Я вышел из коттеджа через заднюю дверь и встал под козырьком, глядя сквозь водяную завесу на распахнутую пасть амбара. Кроме шума дождя, никаких звуков не было. Я пожелал Мистеру Солнышко быстрой смерти. Осмысленной смерти в качестве одного из кирпичиков хаоса и порядка.

Я не знал, что именно задумал Томас, а он мне не сказал — быть может потому, что не хотел опозориться, если у него ничего не выйдет. Возможно, какое-то преображение. Какое-то деяние, от которого пойдет рябь по тому, что он называл ноосферой… сферой человеческих мыслей. Мироздание по Вурдалаку.

Мне подумалось, что все это время я был неправ насчет того, что значил для Томаса его сценический образ. Теперь я наконец-то понимал. Вурдалак был не столько частью его, столько тем, чем Томас хотел бы стать.

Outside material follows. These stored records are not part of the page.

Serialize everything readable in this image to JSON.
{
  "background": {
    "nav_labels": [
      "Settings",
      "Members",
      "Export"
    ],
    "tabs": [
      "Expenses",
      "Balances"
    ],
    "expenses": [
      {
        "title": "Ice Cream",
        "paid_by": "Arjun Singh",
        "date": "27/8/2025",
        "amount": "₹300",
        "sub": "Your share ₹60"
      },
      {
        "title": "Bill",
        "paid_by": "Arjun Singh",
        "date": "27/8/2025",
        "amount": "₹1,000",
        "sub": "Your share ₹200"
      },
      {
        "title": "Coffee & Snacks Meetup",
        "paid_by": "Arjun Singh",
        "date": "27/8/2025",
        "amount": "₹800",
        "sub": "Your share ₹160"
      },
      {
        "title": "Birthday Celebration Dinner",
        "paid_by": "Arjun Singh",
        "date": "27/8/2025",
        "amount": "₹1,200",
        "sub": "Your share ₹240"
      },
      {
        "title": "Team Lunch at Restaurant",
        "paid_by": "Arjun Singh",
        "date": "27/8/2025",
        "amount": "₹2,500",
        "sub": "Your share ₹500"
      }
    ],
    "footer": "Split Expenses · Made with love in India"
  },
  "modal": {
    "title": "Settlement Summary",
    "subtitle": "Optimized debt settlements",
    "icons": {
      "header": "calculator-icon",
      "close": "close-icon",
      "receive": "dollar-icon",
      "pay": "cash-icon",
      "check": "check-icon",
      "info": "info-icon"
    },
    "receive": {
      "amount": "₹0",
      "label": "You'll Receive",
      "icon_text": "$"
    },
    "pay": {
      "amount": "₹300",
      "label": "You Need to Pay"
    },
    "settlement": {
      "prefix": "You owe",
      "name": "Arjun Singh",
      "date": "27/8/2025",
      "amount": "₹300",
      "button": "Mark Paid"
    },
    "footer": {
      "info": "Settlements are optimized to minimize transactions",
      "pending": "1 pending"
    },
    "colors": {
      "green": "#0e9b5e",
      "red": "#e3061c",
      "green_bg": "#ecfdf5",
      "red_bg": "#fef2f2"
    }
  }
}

А потом он показался из амбара, подошел ко мне и остановился, колеблющийся и промокший до костей. Его волосы липли к груди влажными щупальцами, и ему приходилось смаргивать воду. Всего лишь обычный мокрый парень под дождем.

— Ты готов отвезти его обратно? — спросил Томас.

— Если хочешь, — сказал я. — Почему ты передумал?

Томас начал было отвечать, но в итоге просто помотал головой. Он не хотел ничего проговаривать, не хотел ни в чем признаваться. Он просто протолкнулся мимо меня и вошел в коттедж.

— Пойду принесу БЗД, чтобы усыпить его перед дорогой, — вот и все, что он сказал.

Часть меня ощутила облегчение — лучшая часть, я надеюсь. А вот другая была глубоко разочарована. Потому что меня терзало любопытство. Я чувствовал, как вокруг нас извиваются потоки — в веществе земли и камня, деревьев и неба. Я все-таки видел что-то на сеновале, неважно, физическую форму или эфемерный разум. Я готов был поверить, будто ничто не истинно, будто все дозволено. Томас — или Вурдалак — убедил меня хотя бы в этом.

И поэтому я гадал, что случилось бы, если бы у него не сдали нервы.

Томас — просто Томас — снова протолкнулся мимо меня со шприцем в руке и вернулся в амбар.

А дождь продолжал хлестать.

Я хорошо знал Томаса и подозревал, что ему хотелось бы, чтобы у этой капитуляции не было свидетелей, и поэтому подождал пару минут. А потом еще пару. Сколько вообще нужно времени, чтобы усыпить одного человека?